Que peut-on opposer à la hantise de la mort sinon l’amour, sa force que le poète ne cesse d’appeler au secours du tréfonds de son âme brisée pour cicatriser sa blessure et guérir ? Hélas, son souvenir est si fort que « Tout est à détruire, même l’amour », l’amour fidèle de la femme de sa vie, la seule à le comprendre et protéger.

Entre interrogations et confessions, le désespoir du poète se fait chemin incessant : « Je sais que souvent/  je suis au bord de la folie / quand tu es loin d’ ici/  J’ignore si/  la vie nous aura transportés/  ailleurs/  le petit pantin que je suis/s’agite en vain/  lorsqu’il est seul/  privé de ton amour / alors /dès que le vent d’est ébouriffe mes idées/  je vois ton visage et/ la beauté de tes yeux/  qui irriguent ma vie/ et je hais les mots/  de trahir ce que je ressens/  en trompant la mort » // J’ai trop souvent l’air perdu/ en essayant de trouver mon salut/  hors des forêts sans fin/ il me faut la forêt de tes bras/  pour sortir des gouffres que j’ai imaginés/ je ne veux pas t’aimer de loin/ Mon amour/  mon amour/  chaque mot déposé au creux de toi/ m’éloigne des forêts/ sans / issue ».

Aucun refuge, ni même l’amour ne saurait effacer de la mémoire le souvenir de l’Est meurtrier tel un cauchemar : « Il n’y a pas d’autres chemins/mais je l’ignore pour l’instant/ À force de me tourner vers l’Est/ j’ai perdu le sommeil/  Les voix de l’exil m’ont rejoint/  je les sens tout contre moi/ leur souffle chaud/et comme une morsure à mon cou/ embrasent même le ciel ».

Le poète rejoint le cortège des exilés de l’Histoire par l’histoire tragique de ses parents. Son identité brisée entre l’Est et l’Ouest depuis son enfance ne cesse de troubler sa vie, son amour, car il ne réussit pas au fil des années à se réconcilier avec son passé douloureux.

L’écriture même s’avère impuissante : « je suis orphelin des mots qui m’ont trahi », « Trop de douleur /s’échappe de la terre/  tandis que je m’enfonce/ toujours plus/  dans le brouillard des mots/  je n’arrive pas à regarder/  la lumière du soleil/  Il s’est en allé un jour de reniement/  entre l’Est et l’Ouest »

Pourrait-il foudroyer le soleil noir de l’Est, celui de la mort, le faire disparaître de sa mémoire ? Au moins pour ce recueil, la réponse est là, dans le texte :« Tes doigts ne se poseront plus/ sur le clavier du piano/ Tu ne sais plus faire chanter/  les partitions de la vie/  Ton amour s’en rend compte/  alors que tu chemines les pieds nus/  dans quelque forêt du passé/ sans espoir de revoir/ la lumière de la page ».

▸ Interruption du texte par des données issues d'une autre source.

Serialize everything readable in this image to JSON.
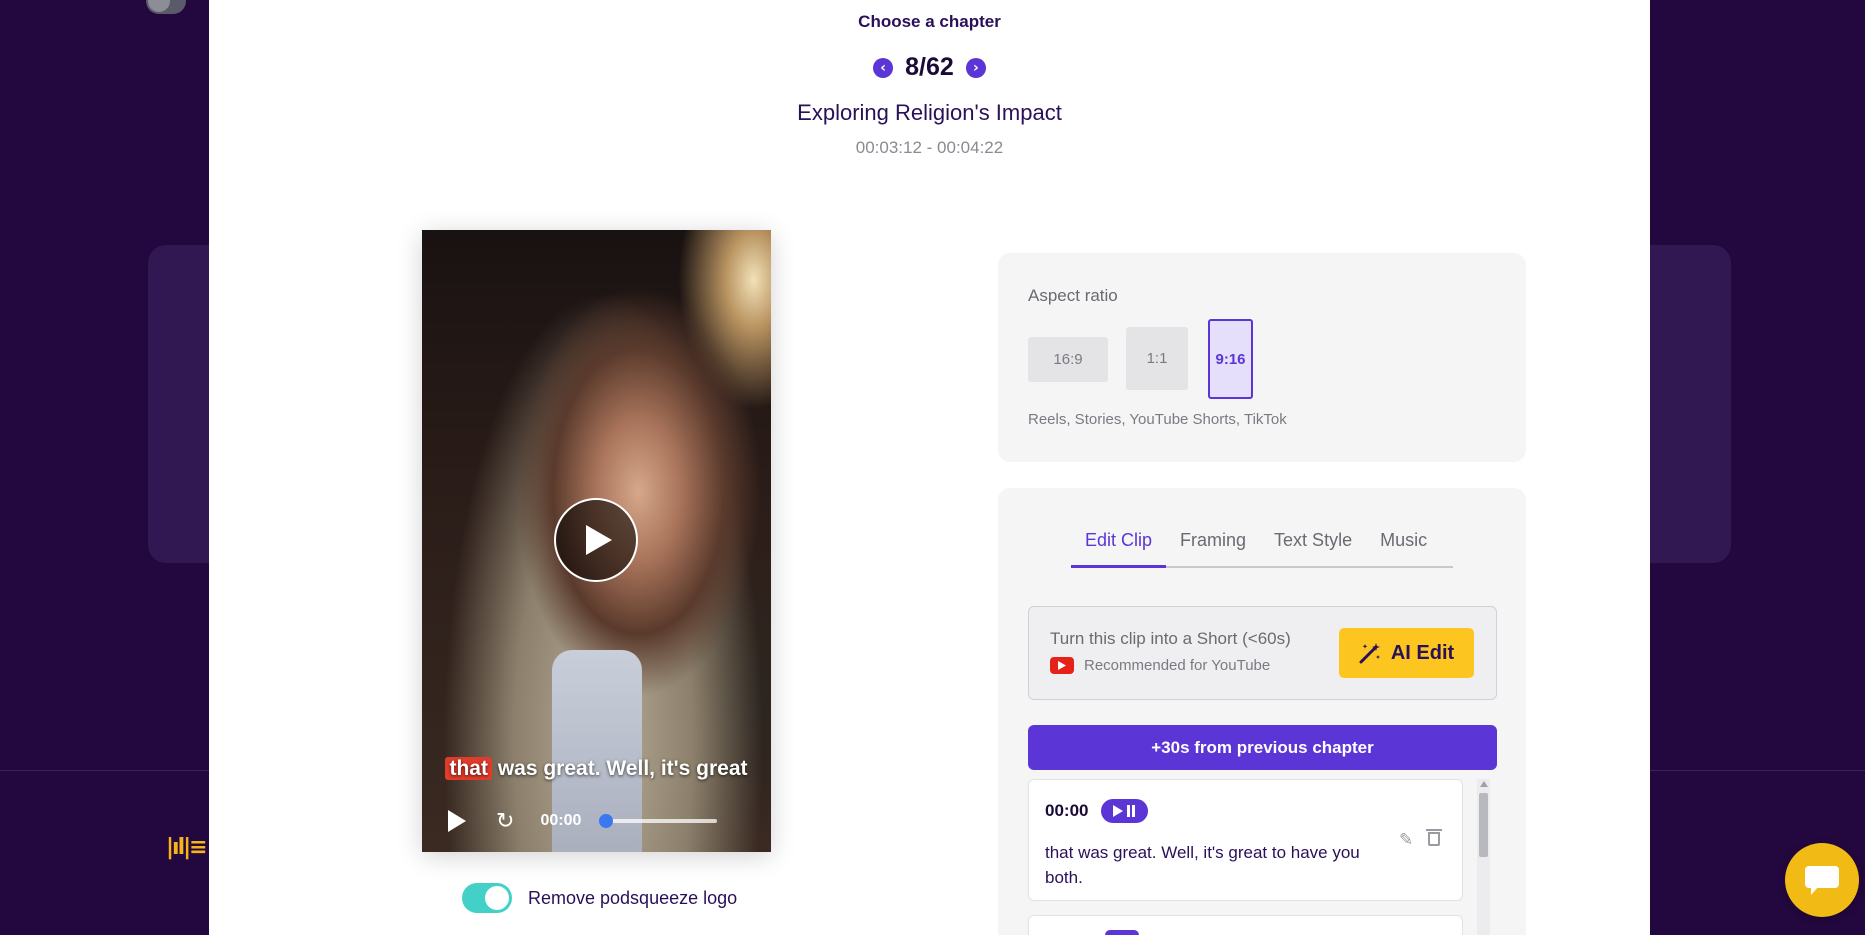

L’Est est pour Denis Emorine la Russie, « ce pays glacé », maculé de sang, avec le fantôme de son père et la douleur de sa jeune mère qui traverse tous ses poèmes : «  À chaque carrefour du monde/  j’ai toujours peur de rencontrer/  une femme brune aux yeux bleus/  qui m’apportera peut-être en souriant/  l’odeur de la mort/  Je suis tombé un jour d’innocence/  sur les marches de l’Histoire/  je ne suis pas sûr de m’être relevé/  vraiment ».

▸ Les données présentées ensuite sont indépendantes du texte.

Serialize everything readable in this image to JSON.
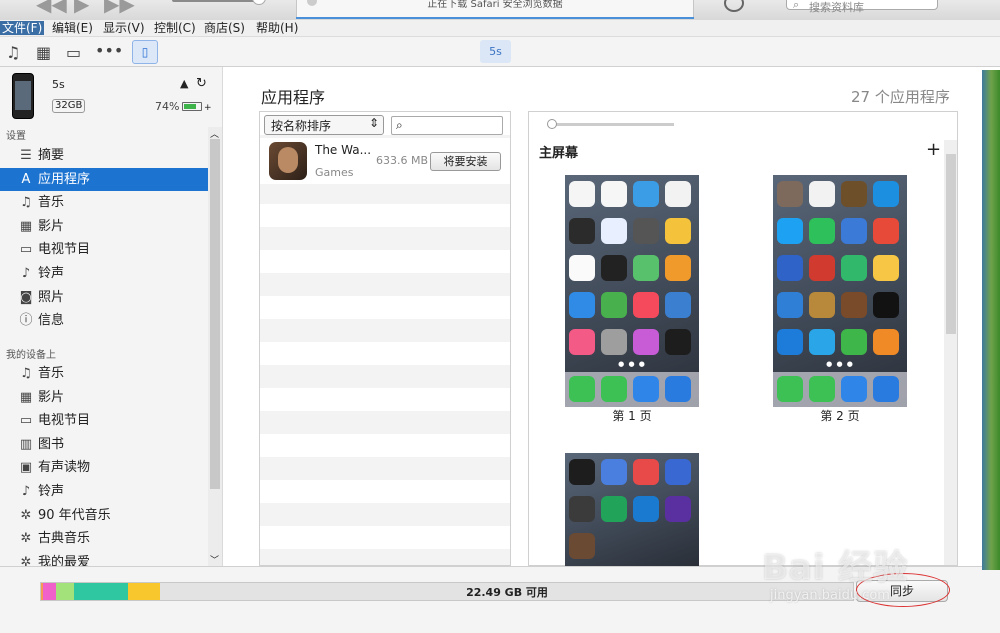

Mais ce sont aussi les grands poètes russes, ses exilés, ses forêts sombres qui lui donnent le frisson de la mort. Il ne cesse de condamner la guerre et en même temps de rendre hommage à la grande culture russe qu’il rejoint par les racines slaves de ses ancêtres.

Recueil interrogatif en forme de confession, Foudroyer le soleil est descente dans l’abîme du soi, dans le labyrinthe d’une mémoire outragée par l’Histoire, mais aussi requiem pour l’Est par ses leitmotivs, sa voix grave, la musicalité et la fluidité des poèmes sans titre, sans ponctuation, écrits selon le principe héraclitien panta rhei.